The best way to hunt for a record boar is to simply shoot the bear that looks good to you and that hopefully  you’ll  appreciate all the time and effort you put in for the hunt.  If it’s got a nice hide, be happy with your animal. If it has long claws and weighs a ton, good for you and congratulations. If it isn’t as big as  you’d like, don’t fret, you’re not alone and the rug on your wall will still look great. If it happens to be one of those rare few bears that has grown a skull that qualifies for the record books, thank your guide for the good fortune that made that bear come to the bait site.

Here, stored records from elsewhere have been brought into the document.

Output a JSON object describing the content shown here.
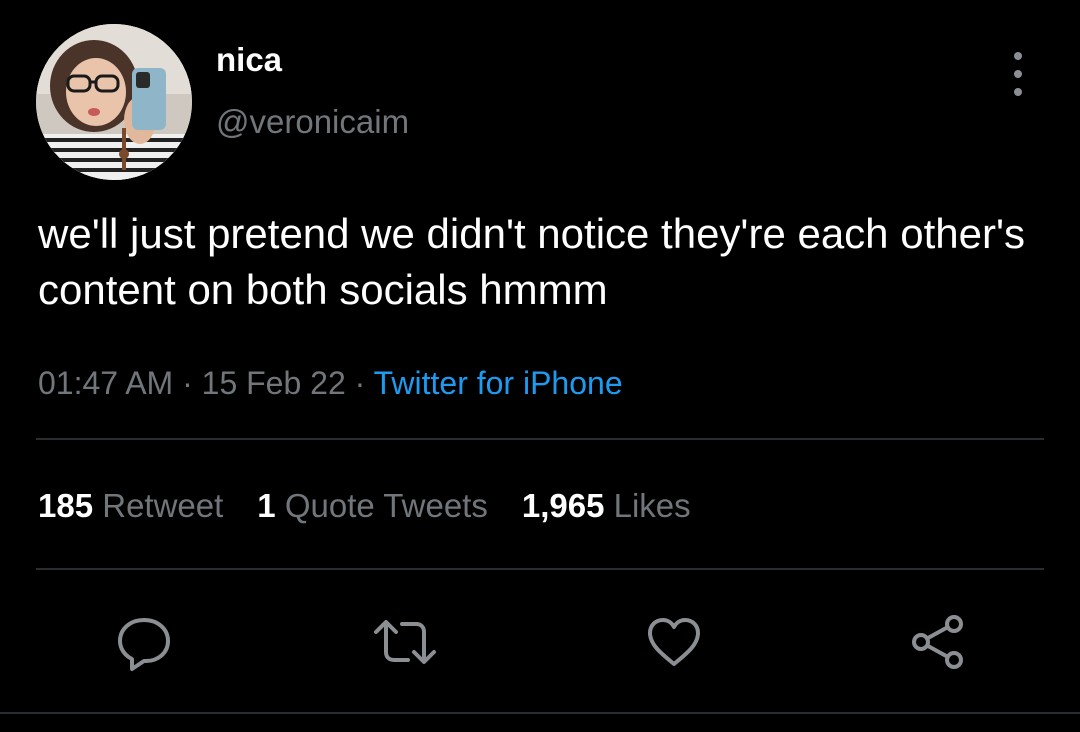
{
  "user": {
    "display_name": "nica",
    "handle": "@veronicaim"
  },
  "tweet": {
    "text": "we'll just pretend we didn't notice they're each other's content on both socials hmmm",
    "time": "01:47 AM",
    "date": "15 Feb 22",
    "source": "Twitter for iPhone",
    "separator": " · "
  },
  "stats": {
    "retweets": "185",
    "retweets_label": "Retweet",
    "quotes": "1",
    "quotes_label": "Quote Tweets",
    "likes": "1,965",
    "likes_label": "Likes"
  },
  "icons": {
    "more": "more-vertical-icon",
    "reply": "reply-icon",
    "retweet": "retweet-icon",
    "like": "heart-icon",
    "share": "share-icon"
  },
  "colors": {
    "background": "#000000",
    "text": "#ffffff",
    "muted": "#71767b",
    "link": "#1d9bf0",
    "divider": "#2a2d30"
  }
}
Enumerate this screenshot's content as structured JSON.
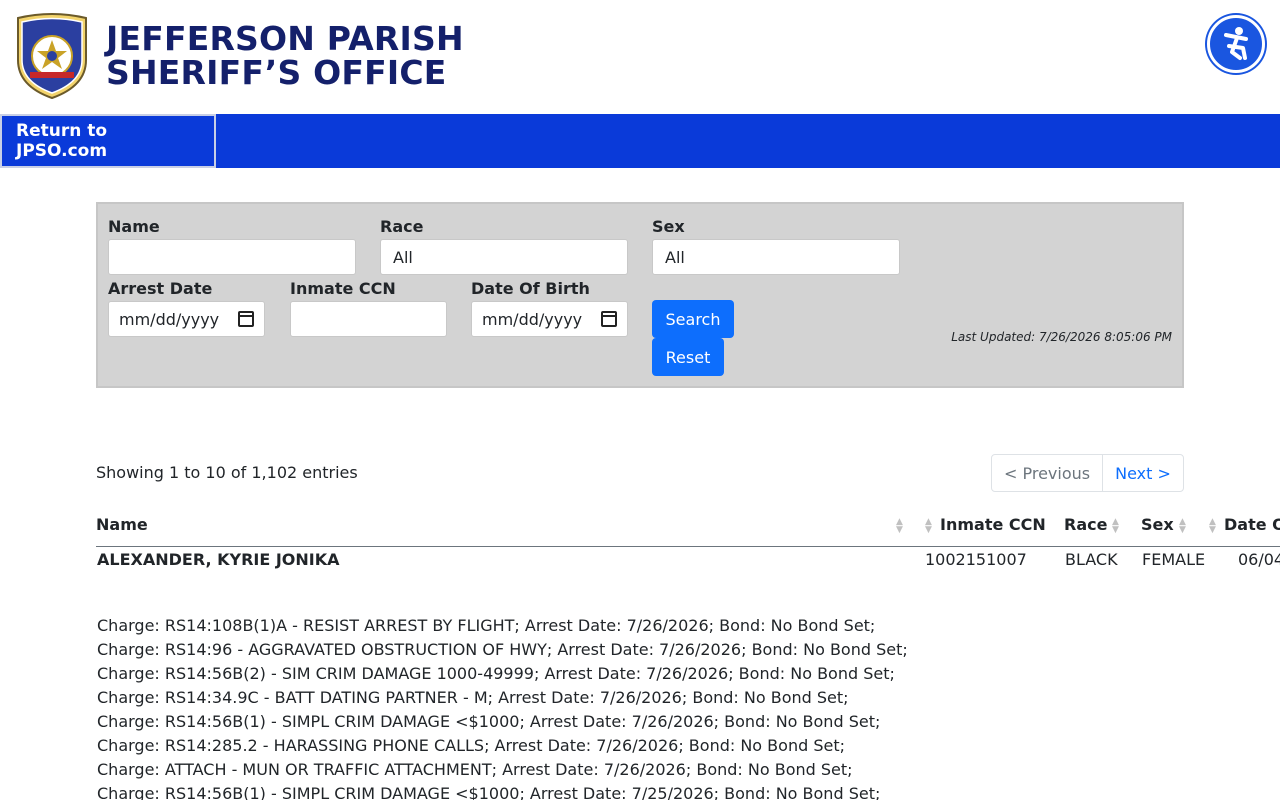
{
  "header": {
    "brand_line1": "JEFFERSON PARISH",
    "brand_line2": "SHERIFF’S OFFICE",
    "logo_icon": "sheriff-badge-icon",
    "accessibility_icon": "accessibility-icon"
  },
  "nav": {
    "return_label": "Return to JPSO.com"
  },
  "filters": {
    "name_label": "Name",
    "name_value": "",
    "race_label": "Race",
    "race_value": "All",
    "sex_label": "Sex",
    "sex_value": "All",
    "arrest_date_label": "Arrest Date",
    "arrest_date_placeholder": "mm/dd/yyyy",
    "ccn_label": "Inmate CCN",
    "ccn_value": "",
    "dob_label": "Date Of Birth",
    "dob_placeholder": "mm/dd/yyyy",
    "search_label": "Search",
    "reset_label": "Reset",
    "last_updated": "Last Updated: 7/26/2026 8:05:06 PM"
  },
  "table": {
    "showing": "Showing 1 to 10 of 1,102 entries",
    "prev_label": "< Previous",
    "next_label": "Next >",
    "columns": [
      "Name",
      "Inmate CCN",
      "Race",
      "Sex",
      "Date O"
    ],
    "rows": [
      {
        "name": "ALEXANDER, KYRIE JONIKA",
        "ccn": "1002151007",
        "race": "BLACK",
        "sex": "FEMALE",
        "date": "06/04",
        "charges": [
          "Charge: RS14:108B(1)A - RESIST ARREST BY FLIGHT; Arrest Date: 7/26/2026; Bond: No Bond Set;",
          "Charge: RS14:96 - AGGRAVATED OBSTRUCTION OF HWY; Arrest Date: 7/26/2026; Bond: No Bond Set;",
          "Charge: RS14:56B(2) - SIM CRIM DAMAGE 1000-49999; Arrest Date: 7/26/2026; Bond: No Bond Set;",
          "Charge: RS14:34.9C - BATT DATING PARTNER - M; Arrest Date: 7/26/2026; Bond: No Bond Set;",
          "Charge: RS14:56B(1) - SIMPL CRIM DAMAGE <$1000; Arrest Date: 7/26/2026; Bond: No Bond Set;",
          "Charge: RS14:285.2 - HARASSING PHONE CALLS; Arrest Date: 7/26/2026; Bond: No Bond Set;",
          "Charge: ATTACH - MUN OR TRAFFIC ATTACHMENT; Arrest Date: 7/26/2026; Bond: No Bond Set;",
          "Charge: RS14:56B(1) - SIMPL CRIM DAMAGE <$1000; Arrest Date: 7/25/2026; Bond: No Bond Set;"
        ]
      }
    ]
  },
  "colors": {
    "navy": "#14206b",
    "nav_blue": "#0a3ad9",
    "button_blue": "#0d6efd",
    "panel_gray": "#d3d3d3"
  }
}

To easily judge, remember:

  • Check out the ear size in relation to the head
  • Mickey Mouse ears means a small bear.
  • Watch to see if the belly is low to the ground
  • Legs that appear short means big bear.

Watch the bear’s behavior around the bait – small bears will be skittish and afraid of a larger bruin in the area.

Look for a log around the bait and use it as a reference, check to see the length and height of the log before climbing into your stand. When the bear enters the bait site use the size of the log to help determine the overall size of the bear.

SKULL MEASURING

WawangSkull

Hope this information helps develop your judging skill on your next hunt, and,  good luck out in the field.